Comment créer une SARL ?

Créer une Société à responsabilité limitée (SARL) est une option envisagée par de nombreux entrepreneurs souhaitant exercer une activité en commun tout en bénéficiant d’un statut encadré et valorisé par les établissements bancaires et les investisseurs.

La constitution de cette forme juridique, qui présente des avantages certains, impose de suivre des étapes précises :

  1. Constitution et dépôt du capital social sur un compte en banque dédié
  2. Désignation des dirigeants
  3. Rédaction des statuts
  4. Publication d’un avis de création dans un journal d’annonces légales
  5. Constitution et dépôt d’un dossier d’immatriculation auprès du greffe du Tribunal de commerce

Pourquoi créer une SARL ?

La SARL présente de nombreux avantages qui en font un statut juridique très convoité des entrepreneurs qui souhaitent démarrer une activité à plusieurs.

Avantages Détails
Intuitu personae fortement marqué Possibilité de constituer une SARL dans une limite de 100 associés

Interdictions et empêchements légaux limitant l’accès au statut d’associé à certaines personnes

Responsabilité des associés limitée Limitation de la responsabilité des associés à hauteur du montant des apports au capital social
Absence de minimum légal pour définir le capital social Possibilité de constituer une SARL avec un capital d’1 € seulement

Possibilité de créer une SARL à capital variable pour garantir l’anonymat des associés et éviter les opérations de modification du capital

Diversité des apports réalisables au capital Possibilité de réaliser des apports en industrie contre des titres sociaux et une participation aux décisions collectives
Organisation relativement libre de la société Possibilité de désigner un gérant ou plusieurs co-gérants

Attribution de pouvoirs identiques aux co-gérants ou définition d’un fonctionnement collégial de la gérance dans les statuts

Protection des associés minoritaires Blocage possible des décisions requérant un quorum particulier par les associés minoritaires constituant une minorité de blocage, dès lors qu’ils agissent dans l’intérêt de la société
Statut adapté à la société gérée en famille Statut de la SARL familiale permettant à plusieurs membres d’une même famille de créer une SARL : possibilité de bénéficier du régime de l’IR, statut du conjoint collaborateur pour le partenaire investi lui permettant de bénéficier de la même couverture sociale que le gérant…
Régime social du gérant avantageux pour la société Gérant majoritaire de SARL affilié à la Sécurité sociale des indépendants : formalités limitées pour la société, montant des cotisations réduit…

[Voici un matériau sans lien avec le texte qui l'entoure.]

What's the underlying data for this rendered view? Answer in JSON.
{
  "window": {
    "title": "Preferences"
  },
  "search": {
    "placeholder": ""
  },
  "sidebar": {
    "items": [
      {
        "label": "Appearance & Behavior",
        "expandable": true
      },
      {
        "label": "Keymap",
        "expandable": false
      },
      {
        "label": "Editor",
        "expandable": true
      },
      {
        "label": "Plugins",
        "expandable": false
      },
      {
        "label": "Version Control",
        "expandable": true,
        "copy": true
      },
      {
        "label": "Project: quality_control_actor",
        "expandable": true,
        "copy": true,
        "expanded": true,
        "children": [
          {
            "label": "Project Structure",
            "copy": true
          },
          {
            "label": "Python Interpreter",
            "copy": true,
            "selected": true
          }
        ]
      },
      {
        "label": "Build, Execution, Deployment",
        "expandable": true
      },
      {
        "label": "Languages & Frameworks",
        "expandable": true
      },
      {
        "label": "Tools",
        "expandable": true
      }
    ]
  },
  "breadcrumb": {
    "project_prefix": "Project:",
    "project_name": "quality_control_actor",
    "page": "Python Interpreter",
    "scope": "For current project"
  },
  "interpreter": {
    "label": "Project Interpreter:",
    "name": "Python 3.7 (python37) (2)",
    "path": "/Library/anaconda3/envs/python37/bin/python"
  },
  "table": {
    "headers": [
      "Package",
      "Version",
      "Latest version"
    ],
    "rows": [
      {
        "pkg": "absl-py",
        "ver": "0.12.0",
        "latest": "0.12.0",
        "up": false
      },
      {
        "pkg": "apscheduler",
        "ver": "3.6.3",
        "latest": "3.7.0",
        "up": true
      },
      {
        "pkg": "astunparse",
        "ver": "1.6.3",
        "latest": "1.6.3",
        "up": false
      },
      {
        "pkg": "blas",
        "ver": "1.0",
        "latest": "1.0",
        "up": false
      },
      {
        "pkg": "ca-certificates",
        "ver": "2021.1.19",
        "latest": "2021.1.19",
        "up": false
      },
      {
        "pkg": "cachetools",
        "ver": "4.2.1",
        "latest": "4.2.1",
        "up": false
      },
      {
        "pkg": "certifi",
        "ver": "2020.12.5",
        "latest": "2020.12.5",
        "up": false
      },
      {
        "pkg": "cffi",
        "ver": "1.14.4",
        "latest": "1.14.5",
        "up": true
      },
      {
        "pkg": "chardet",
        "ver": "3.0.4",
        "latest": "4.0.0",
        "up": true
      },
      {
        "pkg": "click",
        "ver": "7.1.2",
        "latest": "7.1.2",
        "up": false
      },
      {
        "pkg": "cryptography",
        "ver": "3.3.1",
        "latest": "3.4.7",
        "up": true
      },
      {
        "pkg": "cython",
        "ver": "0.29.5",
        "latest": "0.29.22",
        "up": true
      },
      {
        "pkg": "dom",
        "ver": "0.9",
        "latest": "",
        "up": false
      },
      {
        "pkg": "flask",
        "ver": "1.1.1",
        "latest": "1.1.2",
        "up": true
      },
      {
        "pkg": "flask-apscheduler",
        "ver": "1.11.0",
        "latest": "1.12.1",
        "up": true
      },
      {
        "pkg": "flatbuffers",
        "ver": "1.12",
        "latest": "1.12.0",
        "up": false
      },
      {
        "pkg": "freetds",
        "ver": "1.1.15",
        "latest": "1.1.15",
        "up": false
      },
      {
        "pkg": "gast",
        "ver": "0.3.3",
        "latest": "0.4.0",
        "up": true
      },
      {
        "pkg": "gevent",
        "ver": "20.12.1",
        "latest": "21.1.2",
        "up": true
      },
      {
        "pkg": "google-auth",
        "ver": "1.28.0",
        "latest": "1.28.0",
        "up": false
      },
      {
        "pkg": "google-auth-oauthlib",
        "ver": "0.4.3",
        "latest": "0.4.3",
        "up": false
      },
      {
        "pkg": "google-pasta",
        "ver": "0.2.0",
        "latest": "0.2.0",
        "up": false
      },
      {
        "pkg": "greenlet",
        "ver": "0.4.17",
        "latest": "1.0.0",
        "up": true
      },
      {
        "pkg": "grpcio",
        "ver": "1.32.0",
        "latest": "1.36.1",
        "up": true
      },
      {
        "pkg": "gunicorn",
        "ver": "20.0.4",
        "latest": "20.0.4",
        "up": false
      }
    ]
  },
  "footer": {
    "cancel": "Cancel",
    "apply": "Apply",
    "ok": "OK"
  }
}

Comment créer une SARL étape par étape ?

Afin de créer une SARL dans les meilleures conditions , il est important de respecter un certain nombre d’étapes :

  1. Constitution et dépôt du capital social sur le compte bancaire de la société
  2. Désignation des dirigeants de l’entreprise
  3. Rédaction des statuts
  4. Publication d’un avis de création dans un journal d’annonces légales
  5. Dépôt du dossier de création de SARL auprès du greffe du Tribunal de commerce

Etape 1 : constituer et déposer le capital sur un compte en banque

Il est essentiel que chaque associé de la SARL effectue un apport au capital social, en échange duquel il recevra des titres sociaux. Par application de l’article L.223-2 du Code de commerce, le montant du capital social de la SARL est librement fixé, ce qui permet aux associés de constituer une société avec un capital d’1 € seulement.

Bon à savoir : il est également possible de créer une SARL à capital variable. Ce dispositif permet aux associés de faire varier librement le capital social en cours d’exercice social entre un montant plancher et un montant plafond fixés dans les statuts, sans qu’aucune opération d’augmentation ou de réduction du capital ne soit requise.

Les apports peuvent être de 3 types :

  • Apport en numéraire
  • Apport en nature
  • Apport en industrie

En cas d’apports en numéraire

Les apports en numéraire se définissent comme des apports de somme d’argent au capital de la société.

Au moins 20% du montant de ces apports doivent être libérés au moment de la création de l’entreprise. Il incombe par la suite au gérant de la SARL de solliciter la libération du solde de ces apports auprès des associés concernés, en une ou plusieurs fois, dans un délai de 5 ans suivant l’immatriculation de la société.

L’ensemble des apports en numéraire doit être déposé sur un compte bancaire au nom de la société en formation ouvert auprès d’une banque, de la Caisse des dépôts et consignation ou d’un notaire. Les associés fondateurs se verront alors remettre un certificat de dépôt des fonds par l’établissement concerné, qui constitue une des pièces justificatives à joindre au dossier d’immatriculation exigé par le greffe.

Bon à savoir : les apports en numéraire déposés sur le compte bancaire de la SARL demeurent bloquées jusqu’à l’immatriculation de la société. Toutes les sommes d’argent dépensées au nom de la société en formation doivent ainsi être avancées par les associés, qui pourront se rembourser au terme de la procédure de création.

En cas d’apports en nature

L’associé de la SARL effectue un apport en nature lorsqu’il apporte un bien meuble ou immobilier, matériel ou immatériel, à la société. Cette opération s’assimile à un transfert de propriété, du patrimoine de l’associé vers celui de la société.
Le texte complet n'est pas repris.